Nursing home (NH) residents were seriously affected by the first COVID-19 pandemic wave (1st CoPW) [1,2,3]. The older population is at risk for severe clinical forms of COVID-19 and increased mortality [4]. Survivors are likely to experience a decline in their health status. Among NH survivors of the 1st CoPW, COVID-positive residents had a 4-fold greater chance of developing frailty [5] and lost weight more often [6] than COVID-negative residents. NH survivors of COVID-19 had not recovered baseline ADL functioning at 3-month follow-up [6]. Likewise, in hospitalised older patients with COVID-19, 3 month-follow-up showed functional decline and worsening frailty status compared to their preadmission status [7], and similar findings were reported in COVID-19 patients in intensive care wards [8, 9].

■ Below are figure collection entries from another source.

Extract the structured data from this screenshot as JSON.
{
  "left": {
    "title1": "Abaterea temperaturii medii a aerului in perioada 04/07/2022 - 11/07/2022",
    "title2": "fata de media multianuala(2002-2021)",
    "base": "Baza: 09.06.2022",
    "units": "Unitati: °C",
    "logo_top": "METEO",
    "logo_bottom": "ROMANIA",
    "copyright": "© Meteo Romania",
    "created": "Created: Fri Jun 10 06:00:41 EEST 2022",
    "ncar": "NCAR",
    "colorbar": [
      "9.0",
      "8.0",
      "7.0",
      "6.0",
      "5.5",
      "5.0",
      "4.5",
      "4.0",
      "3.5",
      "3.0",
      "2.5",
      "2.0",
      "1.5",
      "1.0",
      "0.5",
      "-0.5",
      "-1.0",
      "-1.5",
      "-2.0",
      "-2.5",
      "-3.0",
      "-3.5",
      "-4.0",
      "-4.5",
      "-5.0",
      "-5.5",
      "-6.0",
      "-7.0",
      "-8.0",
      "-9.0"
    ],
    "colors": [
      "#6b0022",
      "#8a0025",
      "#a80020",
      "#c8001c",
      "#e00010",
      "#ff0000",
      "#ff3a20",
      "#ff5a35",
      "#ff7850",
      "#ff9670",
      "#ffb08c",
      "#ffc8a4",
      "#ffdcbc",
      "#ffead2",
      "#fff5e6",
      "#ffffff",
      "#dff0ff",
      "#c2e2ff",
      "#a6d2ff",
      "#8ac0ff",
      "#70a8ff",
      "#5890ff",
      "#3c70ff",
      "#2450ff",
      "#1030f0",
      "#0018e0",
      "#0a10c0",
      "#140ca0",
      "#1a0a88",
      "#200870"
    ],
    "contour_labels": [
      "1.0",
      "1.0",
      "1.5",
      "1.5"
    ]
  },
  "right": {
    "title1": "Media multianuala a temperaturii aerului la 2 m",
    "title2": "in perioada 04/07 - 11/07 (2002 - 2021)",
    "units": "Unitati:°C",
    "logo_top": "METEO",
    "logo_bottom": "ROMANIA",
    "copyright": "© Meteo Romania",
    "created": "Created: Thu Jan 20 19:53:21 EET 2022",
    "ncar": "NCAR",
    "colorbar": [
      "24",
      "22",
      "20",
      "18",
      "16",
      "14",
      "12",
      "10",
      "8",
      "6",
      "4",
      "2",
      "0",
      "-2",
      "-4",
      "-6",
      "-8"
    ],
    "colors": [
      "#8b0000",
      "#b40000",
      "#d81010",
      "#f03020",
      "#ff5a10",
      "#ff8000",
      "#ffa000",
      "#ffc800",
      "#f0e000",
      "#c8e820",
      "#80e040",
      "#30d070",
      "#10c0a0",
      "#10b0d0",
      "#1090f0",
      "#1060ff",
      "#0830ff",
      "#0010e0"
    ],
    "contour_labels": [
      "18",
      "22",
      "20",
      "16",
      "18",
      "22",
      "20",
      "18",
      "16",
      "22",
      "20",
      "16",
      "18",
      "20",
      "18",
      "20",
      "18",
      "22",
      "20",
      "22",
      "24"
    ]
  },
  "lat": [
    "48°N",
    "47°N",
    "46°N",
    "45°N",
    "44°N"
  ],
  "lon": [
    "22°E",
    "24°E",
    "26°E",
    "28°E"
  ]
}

Post-COVID-19 functional decline, frailty and malnutrition can be expected to impact subsequent mortality. However, in NH, long-term mortality in COVID-19 survivors has received little attention. To the best of our knowledge, in NH, only one study compared mortality between COVID-positive and COVID-negative survivors of the 1st CoPW: 6-month mortality did not differ between groups [10]. These results need to be confirmed as a better understanding of the prognostic value of a history of COVID-19 would allow to adapt care plans in this specific population.

The main objective of this study was to determine the impact of having survived a COVID-19 infection during the 1st CoPW in NH, as opposed to having survived the 1st CoPW without contracting a COVID-19 infection, on 2-year mortality. The secondary objective was to identify other risk factors associated with 2-year mortality.

Methods

Study design and ethics

We conducted a retrospective multicentre observational study with a 2-year survival analysis. This ancillary study included the participants of our previously published study that aimed to assess the impact of COVID-19 and lockdown sanitary restrictions on weight loss in NH residents [11]. Residents from 3 NHs were included at the end of the 1st CoPW in May 2020, after they received written information and were not opposed to participate in the study. Residents under guardianship were included on the condition that their guardian was informed and did not express opposition. The inclusion criteria were (I) being a resident of one of the three NHs during the first pandemic wave (from March 11th to May 11th, 2020); (II) having survived to the 1st CoPW having contracted the COVID-19 or not; and (III) having information on nutritional status before and after the pandemic wave. Supplementary Table 1 shows the main characteristics of the three nursing homes at the time of the study. The study protocol was reviewed and approved by the Gérontopôle d’Ile-de-France Ethics Committee (approval number: 22,021), and registered in the Clinical Trial system (NCT06468761).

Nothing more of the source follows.